Below, in her own words, Grey offers some key takeaways from the recent interviews and from the extensive Archives of Irish America at NYU, which informed her new report.
Black and Brown Irish in America have rarely been the focus of a study of this type.
“Amazingly, given the history of peoples of African, mixed, and Irish descent living in the United States, this is the first such study of Americans of this background, and it comes at a critical juncture in terms of conversations around multi-ethnic identity and race, both in the United States and in Ireland.”
The fact that African Americans can also be Irish still surprises a lot of Americans.
“The interviews show how disruptive a force race can be in the way in which people of color are permitted to relate to being of Euro-American, especially Irish, descent in the United States. For example, we’re very used to Americans identifying as Italian-Irish American or German-Irish American or even Jewish-Irish American, but Americans of Irish and African ancestry are somehow less well-known and pique more questioning, for many. That the first American president of African ancestry was also of Irish lineage makes this whole phenomenon all the more intriguing.”
Lines of Black-Irish lineage can date to the eras of American and Afro-Caribbean slavery, but personal histories have contemporary points of origin as well.
“There are many ways, including connections to American and Afro-Caribbean slavery, in which people in the United States are connected to African and Irish ancestry, both generationally and ancestrally. The oral histories demonstrate how hard it can be to present generalizations about being Black or Brown and Irish in the United States today.”

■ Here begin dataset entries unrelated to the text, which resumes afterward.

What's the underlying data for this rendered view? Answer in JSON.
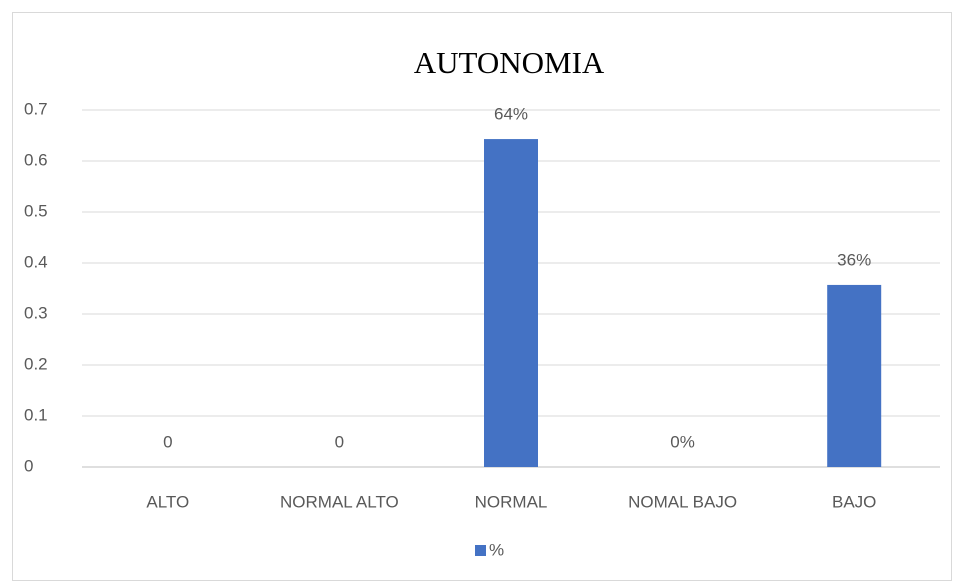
{
  "chart_data": {
    "type": "bar",
    "title": "AUTONOMIA",
    "categories": [
      "ALTO",
      "NORMAL ALTO",
      "NORMAL",
      "NOMAL BAJO",
      "BAJO"
    ],
    "series": [
      {
        "name": "%",
        "color": "#4472c4",
        "values": [
          0,
          0,
          0.643,
          0,
          0.357
        ],
        "value_labels": [
          "0",
          "0",
          "64%",
          "0%",
          "36%"
        ]
      }
    ],
    "ylim": [
      0,
      0.7
    ],
    "yticks": [
      0,
      0.1,
      0.2,
      0.3,
      0.4,
      0.5,
      0.6,
      0.7
    ],
    "grid": true,
    "legend": "bottom"
  }
}
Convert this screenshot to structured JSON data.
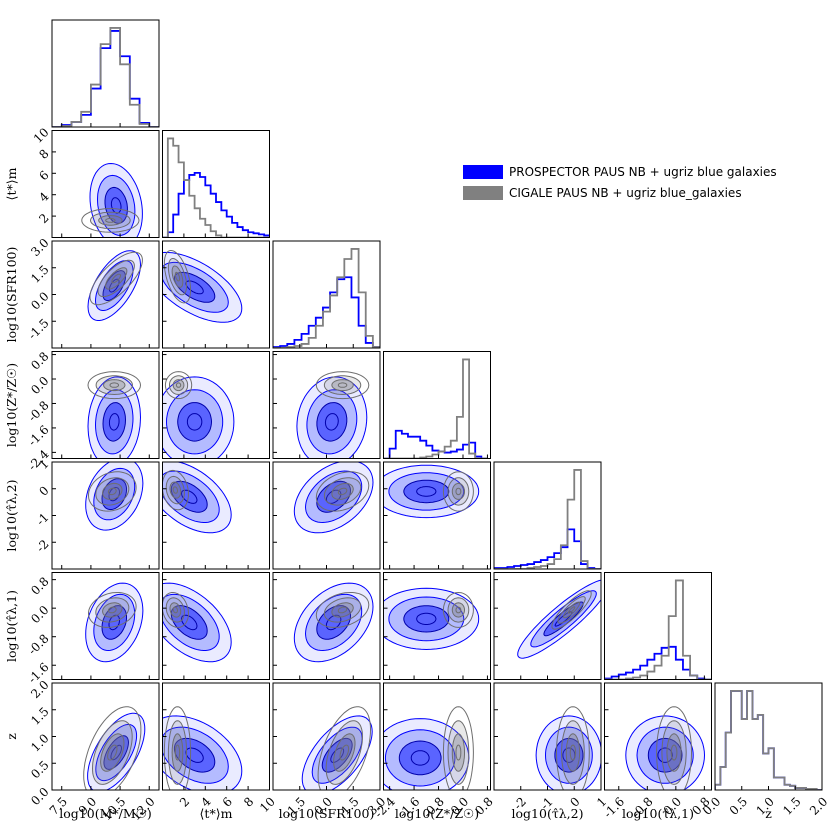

"[W]e knew that America in general, and our neighborhood in particular, had a stratification of Black that was not talked about…"
- Lenwood Sloan
Black and Brown Irish can sometimes feel isolated—from each other and from the Irish community at large, and often want to connect more with the broader Irish community.
“We’ve sensed significant interest in their becoming more connected with nodes of Irish activity. The project has elicited unanticipated expressions of goodwill toward NYU for conducting the interviews and programming. There is evidence that our interviewees also share a desire to become more connected with others of similar backgrounds. A recent phenomenon is the emergence of the African American Irish Diaspora Network, which works with Glucksman and represents a significant step forward.”
Do you happen to have a personal tie with the Black and Green intersection?
“I do. my biracial sons can now see, in the Archives of Irish America, that their experiences of being Black Irish New Yorkers matters.”